Climate experts — who accounted for about 17 per cent of respondents — take five flights per year on average, the study found, whereas researchers who specialise in other fields took four.
Climate scientists also fly more often for work than their peers, but take fewer international flights for personal reasons.
Air travel becomes more frequent with job seniority across all disciplines, with climate-change professors flying on average nine times per year, and those in non-climate disciplines flying eight times.
Although the difference isn’t enormous, it adds up to a “colossal amount of flying”, says Lorraine Whitmarsh, an environmental psychologist at the University of Bath, UK, who led the study. “These figures are really quite stark, I think, and should be a wake-up call for all of science.”
Part of the survey’s findings can be explained by the amount of fieldwork that climate research demands, Whitmarsh says, often in remote locations.

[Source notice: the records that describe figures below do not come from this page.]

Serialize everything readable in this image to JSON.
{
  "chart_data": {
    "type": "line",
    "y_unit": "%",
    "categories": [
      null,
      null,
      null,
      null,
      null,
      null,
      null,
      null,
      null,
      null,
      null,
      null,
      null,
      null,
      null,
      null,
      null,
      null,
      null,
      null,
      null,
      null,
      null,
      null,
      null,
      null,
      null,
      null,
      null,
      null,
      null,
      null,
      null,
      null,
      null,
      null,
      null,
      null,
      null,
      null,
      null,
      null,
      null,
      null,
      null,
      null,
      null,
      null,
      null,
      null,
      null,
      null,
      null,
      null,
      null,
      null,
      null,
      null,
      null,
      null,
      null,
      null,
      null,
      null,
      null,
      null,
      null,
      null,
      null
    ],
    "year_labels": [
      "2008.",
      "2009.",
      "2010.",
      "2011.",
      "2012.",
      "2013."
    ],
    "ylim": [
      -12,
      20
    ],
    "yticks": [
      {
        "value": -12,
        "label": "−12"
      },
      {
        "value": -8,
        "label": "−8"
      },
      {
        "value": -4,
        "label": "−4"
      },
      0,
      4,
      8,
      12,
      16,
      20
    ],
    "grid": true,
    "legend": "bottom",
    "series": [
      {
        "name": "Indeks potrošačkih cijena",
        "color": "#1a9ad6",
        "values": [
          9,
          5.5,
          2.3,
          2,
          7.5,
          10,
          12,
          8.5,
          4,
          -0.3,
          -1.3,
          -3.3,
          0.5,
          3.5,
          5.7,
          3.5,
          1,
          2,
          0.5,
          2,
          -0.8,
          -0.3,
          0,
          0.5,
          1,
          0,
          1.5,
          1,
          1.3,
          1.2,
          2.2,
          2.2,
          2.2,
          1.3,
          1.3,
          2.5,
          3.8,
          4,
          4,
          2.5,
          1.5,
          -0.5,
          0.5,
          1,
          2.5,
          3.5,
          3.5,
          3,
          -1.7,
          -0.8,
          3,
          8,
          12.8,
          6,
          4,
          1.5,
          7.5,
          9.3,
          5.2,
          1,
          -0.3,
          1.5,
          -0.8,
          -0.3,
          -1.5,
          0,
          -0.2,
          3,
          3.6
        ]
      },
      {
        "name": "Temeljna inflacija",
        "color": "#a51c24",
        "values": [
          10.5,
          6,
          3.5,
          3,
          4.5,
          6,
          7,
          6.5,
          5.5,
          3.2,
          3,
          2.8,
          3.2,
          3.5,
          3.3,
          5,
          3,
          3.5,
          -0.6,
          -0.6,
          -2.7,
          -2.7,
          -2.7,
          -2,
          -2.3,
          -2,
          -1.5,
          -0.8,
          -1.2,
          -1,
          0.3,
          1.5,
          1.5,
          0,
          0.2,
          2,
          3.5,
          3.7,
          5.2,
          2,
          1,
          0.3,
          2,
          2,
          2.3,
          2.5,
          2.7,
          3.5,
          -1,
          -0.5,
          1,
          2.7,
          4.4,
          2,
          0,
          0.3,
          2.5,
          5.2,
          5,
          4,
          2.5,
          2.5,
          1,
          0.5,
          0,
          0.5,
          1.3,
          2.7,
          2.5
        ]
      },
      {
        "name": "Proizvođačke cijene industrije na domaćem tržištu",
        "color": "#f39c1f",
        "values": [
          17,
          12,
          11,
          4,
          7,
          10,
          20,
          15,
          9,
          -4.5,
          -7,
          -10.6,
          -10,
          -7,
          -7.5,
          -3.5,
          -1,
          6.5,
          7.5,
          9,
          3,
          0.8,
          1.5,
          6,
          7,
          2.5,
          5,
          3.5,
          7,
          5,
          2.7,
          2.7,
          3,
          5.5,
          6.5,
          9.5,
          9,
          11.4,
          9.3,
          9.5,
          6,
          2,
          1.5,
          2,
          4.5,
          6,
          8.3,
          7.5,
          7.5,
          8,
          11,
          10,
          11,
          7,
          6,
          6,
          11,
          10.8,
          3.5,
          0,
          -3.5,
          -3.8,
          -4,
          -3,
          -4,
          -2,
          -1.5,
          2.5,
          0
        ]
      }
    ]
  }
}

But she and her colleagues accounted for this in their study, and still found that climate researchers travel by air more frequently.
International conferences might also have an influence, says Kim Cobb, a climate scientist at the Georgia Institute of Technology in Atlanta. Meetings to coordinate global mitigation efforts — such as of the Intergovernmental Panel on Climate Change — involve hundreds of researchers from different countries.
“You need to have a frequent series of meetings to keep up with the data, to advance our findings, to make sure that they are disseminated across the community,” says Cobb. She was shocked to find out that about 80 per cent of her personal carbon emissions in 2017 came from air travel. Since then, she’s been trying to fly less. “I have no plan to get on a plane again.”
The study also showed that climate researchers are more likely to try to mitigate the damage of flying by buying carbon offsets. Some 44 per cent of climate scientists and 26 per cent of non-climate scientists said they had done this at least once. And almost 30 per cent of climate scientists said they had chosen not to travel for work because of the carbon footprint, compared with just 5 per cent of non-climate scientists.
“It doesn’t seem like we’ve fully shifted to flying less. But I think there’s a raised consciousness about it,” says Nadir Jeevanjee, an atmospheric physicist at the US National Oceanic and Atmospheric Administration in Princeton, New Jersey.